Le 1er février, Corentin a repris officiellement les rênes de la ferme de Régine et d’Alain Rezeau (60 et 62 ans). Sa compagne, Laura, l’a rejoint. Non originaire du monde agricole, elle s’est rapidement passionnée pour les vaches qu’elle aime photographier. Embauchée par l’ADMR (association d’aide à la personne) du secteur, elle suit une formation d’auxiliaire de vie, un métier en relation avec les études qu’elle terminait dans son pays, la Belgique. « L’installation de Corentin est un beau sujet de conversation avec les personnes âgées », commente-t-elle

Les cédants restent sur la commune. Régine en est le maire. Ils vont s’installer dans une maison qu’ils avaient achetée il y a quelques années et louée en attendant. « Nous partons sans être lassés des vaches. Au besoin, nous viendrons donner un coup de main.
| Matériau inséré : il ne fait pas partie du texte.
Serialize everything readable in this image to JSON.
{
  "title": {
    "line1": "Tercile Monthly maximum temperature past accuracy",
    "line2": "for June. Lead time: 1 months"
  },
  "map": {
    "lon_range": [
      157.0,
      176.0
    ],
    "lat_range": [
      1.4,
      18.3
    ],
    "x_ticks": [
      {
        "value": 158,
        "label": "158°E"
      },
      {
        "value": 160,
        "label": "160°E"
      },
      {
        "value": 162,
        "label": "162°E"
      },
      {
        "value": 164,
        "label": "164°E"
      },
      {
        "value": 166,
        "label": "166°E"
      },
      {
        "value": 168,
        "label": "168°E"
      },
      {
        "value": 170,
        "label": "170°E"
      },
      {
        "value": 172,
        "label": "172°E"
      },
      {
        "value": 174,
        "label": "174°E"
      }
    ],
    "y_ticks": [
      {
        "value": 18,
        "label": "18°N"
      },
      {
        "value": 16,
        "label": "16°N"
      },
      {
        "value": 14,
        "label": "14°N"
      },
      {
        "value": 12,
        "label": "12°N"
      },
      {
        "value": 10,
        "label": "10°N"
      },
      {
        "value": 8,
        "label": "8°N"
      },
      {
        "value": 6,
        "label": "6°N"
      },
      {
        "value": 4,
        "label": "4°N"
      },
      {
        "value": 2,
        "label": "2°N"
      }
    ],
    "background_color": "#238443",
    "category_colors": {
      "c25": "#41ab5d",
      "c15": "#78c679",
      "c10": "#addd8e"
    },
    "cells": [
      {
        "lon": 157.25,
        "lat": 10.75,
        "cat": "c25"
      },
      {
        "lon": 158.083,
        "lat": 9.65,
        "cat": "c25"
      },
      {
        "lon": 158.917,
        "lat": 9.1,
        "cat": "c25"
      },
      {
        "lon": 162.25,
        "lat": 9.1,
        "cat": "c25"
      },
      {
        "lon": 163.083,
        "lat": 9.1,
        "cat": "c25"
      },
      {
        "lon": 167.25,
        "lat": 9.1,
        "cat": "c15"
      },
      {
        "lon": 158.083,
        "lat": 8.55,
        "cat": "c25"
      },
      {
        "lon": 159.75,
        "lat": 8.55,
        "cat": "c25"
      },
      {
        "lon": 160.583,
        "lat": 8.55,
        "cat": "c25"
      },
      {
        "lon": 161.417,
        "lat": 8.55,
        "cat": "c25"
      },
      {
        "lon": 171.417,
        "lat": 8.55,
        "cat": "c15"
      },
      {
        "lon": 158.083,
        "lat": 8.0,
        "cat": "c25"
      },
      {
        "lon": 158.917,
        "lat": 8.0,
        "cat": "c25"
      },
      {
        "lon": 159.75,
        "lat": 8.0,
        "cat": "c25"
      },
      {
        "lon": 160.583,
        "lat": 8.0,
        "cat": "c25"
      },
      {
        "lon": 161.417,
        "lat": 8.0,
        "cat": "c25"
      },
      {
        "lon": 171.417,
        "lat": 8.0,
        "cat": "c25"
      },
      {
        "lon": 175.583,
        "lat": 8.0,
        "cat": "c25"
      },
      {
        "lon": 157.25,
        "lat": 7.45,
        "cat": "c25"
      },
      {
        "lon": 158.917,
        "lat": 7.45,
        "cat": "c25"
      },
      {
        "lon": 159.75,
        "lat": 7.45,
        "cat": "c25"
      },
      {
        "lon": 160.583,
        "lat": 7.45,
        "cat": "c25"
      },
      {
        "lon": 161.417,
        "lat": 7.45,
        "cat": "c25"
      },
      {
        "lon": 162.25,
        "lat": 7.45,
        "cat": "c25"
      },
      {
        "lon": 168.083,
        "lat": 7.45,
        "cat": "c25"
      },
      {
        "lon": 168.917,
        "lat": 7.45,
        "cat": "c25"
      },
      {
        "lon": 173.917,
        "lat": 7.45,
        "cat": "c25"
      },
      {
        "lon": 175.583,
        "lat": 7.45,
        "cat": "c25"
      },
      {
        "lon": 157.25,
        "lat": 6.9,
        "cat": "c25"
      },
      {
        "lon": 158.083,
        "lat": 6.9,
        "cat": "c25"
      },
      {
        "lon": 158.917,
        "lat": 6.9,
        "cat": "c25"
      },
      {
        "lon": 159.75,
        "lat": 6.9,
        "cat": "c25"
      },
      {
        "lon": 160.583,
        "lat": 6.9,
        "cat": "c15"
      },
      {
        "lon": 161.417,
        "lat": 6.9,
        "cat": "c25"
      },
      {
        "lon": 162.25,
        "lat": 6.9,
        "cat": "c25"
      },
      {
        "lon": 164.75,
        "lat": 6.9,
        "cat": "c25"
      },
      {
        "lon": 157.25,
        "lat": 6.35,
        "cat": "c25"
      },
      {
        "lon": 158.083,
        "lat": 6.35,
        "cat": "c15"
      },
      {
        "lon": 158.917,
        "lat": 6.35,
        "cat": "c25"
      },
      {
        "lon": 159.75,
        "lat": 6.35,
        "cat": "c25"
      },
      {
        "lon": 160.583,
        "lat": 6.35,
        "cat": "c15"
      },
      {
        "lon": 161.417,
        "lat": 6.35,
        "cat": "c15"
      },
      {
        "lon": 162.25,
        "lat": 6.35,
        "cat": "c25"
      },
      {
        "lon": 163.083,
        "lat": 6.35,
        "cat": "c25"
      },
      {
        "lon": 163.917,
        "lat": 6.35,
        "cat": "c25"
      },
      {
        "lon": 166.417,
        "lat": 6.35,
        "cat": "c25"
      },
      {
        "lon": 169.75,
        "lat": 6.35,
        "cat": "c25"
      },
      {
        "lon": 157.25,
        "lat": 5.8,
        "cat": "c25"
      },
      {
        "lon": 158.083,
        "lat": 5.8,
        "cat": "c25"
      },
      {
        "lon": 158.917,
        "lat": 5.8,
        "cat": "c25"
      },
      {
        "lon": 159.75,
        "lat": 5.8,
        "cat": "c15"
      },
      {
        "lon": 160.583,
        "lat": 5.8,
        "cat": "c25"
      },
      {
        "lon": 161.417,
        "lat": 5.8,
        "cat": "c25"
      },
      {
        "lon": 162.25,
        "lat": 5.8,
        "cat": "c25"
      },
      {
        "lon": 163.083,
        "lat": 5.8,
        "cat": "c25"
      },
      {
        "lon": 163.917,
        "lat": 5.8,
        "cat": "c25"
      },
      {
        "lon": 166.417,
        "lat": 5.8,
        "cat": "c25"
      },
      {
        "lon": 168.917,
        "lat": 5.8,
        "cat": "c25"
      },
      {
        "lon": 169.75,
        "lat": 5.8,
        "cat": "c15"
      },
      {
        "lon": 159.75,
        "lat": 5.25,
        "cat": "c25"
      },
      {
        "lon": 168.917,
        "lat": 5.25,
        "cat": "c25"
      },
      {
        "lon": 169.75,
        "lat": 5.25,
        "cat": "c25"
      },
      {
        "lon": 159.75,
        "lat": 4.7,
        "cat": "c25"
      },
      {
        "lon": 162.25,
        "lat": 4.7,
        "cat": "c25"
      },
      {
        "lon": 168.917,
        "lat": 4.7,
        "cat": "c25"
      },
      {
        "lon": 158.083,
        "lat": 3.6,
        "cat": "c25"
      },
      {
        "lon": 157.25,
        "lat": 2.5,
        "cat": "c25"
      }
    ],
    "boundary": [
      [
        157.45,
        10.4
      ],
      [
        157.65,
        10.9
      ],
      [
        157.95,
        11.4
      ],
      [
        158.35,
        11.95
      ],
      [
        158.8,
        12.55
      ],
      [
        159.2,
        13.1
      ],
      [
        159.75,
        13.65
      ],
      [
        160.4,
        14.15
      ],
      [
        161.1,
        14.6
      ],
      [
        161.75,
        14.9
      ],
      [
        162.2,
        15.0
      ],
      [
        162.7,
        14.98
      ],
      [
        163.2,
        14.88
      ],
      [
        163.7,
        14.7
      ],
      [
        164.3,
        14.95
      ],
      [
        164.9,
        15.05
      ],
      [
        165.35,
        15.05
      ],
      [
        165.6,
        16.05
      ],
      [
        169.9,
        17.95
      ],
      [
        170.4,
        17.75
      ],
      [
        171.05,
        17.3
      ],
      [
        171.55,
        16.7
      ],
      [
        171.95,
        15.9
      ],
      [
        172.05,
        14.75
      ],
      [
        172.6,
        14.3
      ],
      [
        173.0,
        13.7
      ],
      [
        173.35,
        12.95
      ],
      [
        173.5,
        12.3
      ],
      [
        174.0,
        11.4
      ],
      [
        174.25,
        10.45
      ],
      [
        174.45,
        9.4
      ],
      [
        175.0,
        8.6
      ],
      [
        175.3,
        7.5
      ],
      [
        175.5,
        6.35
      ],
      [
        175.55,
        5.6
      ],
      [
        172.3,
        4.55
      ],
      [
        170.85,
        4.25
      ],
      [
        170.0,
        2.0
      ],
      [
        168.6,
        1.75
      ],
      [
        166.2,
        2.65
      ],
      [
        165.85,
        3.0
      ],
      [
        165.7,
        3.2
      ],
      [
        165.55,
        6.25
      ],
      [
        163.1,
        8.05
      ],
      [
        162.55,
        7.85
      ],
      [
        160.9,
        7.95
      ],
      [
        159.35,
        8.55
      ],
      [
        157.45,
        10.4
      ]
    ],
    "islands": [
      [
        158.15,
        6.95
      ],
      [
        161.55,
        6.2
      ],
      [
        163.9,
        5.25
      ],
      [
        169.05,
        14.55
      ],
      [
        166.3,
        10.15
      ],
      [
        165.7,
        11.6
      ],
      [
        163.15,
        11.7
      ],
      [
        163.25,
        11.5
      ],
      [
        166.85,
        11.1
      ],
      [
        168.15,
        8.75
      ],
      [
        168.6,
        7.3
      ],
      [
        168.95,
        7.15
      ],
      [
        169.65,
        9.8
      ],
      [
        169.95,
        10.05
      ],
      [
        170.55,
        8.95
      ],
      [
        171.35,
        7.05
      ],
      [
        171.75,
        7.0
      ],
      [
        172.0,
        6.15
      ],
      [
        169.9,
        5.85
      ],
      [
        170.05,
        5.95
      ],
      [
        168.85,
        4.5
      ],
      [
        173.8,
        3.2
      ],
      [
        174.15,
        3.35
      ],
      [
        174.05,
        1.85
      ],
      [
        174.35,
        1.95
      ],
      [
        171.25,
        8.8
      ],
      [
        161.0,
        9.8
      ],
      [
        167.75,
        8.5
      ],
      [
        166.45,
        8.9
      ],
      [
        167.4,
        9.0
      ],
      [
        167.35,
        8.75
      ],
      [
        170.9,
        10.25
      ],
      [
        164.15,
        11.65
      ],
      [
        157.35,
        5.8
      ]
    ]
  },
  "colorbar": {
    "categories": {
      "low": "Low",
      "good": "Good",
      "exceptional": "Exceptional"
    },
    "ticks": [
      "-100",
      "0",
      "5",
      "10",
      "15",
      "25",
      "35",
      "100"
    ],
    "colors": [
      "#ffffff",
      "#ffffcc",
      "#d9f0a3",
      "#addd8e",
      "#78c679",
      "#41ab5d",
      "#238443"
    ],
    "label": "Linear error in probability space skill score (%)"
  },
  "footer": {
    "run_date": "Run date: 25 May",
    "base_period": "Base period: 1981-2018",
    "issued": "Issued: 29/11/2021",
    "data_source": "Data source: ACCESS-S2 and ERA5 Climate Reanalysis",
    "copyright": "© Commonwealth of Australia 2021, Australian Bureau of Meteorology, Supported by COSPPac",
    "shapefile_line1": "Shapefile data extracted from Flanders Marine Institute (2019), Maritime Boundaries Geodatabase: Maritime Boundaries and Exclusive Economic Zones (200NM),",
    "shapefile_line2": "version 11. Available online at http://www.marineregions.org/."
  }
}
Les derniers mois, nous avions déjà débrayé mentalement et physiquement en associant Corentin à toutes les décisions engageant l’avenir de la ferme. » Avec le JA présent sur l’exploitation depuis mai 2020 dans le cadre du parrainage, la transition s’est faite en douceur. Titulaire d’un BTS ACSE puis salarié dans une entreprise de semences, Corentin avait toujours rêvé de reprendre une ferme d’élevage, malgré le peu d’encouragement de ses parents et de ses grands-parents (anciens éleveurs). « L’image négative du métier pèse encore », observe-t-il. De plus, dans sa région d’origine, cette ambition paraissait inaccessible. « Dans le Nord, les cédants ne sont pas dans la philosophie de céder à un HCF », constate-t-il.

Une vidéo sur Facebook

Malgré les nombreuses recherches effectuées dans d’autres départements, il peinait à trouver une exploitation à taille humaine (moins de 100 ha) quand il a vu sur Facebook la petite vidéo postée par les Rezeau. « Une forte volonté d’installer un jeune et une transparence sur les chiffres s’en dégageaient. »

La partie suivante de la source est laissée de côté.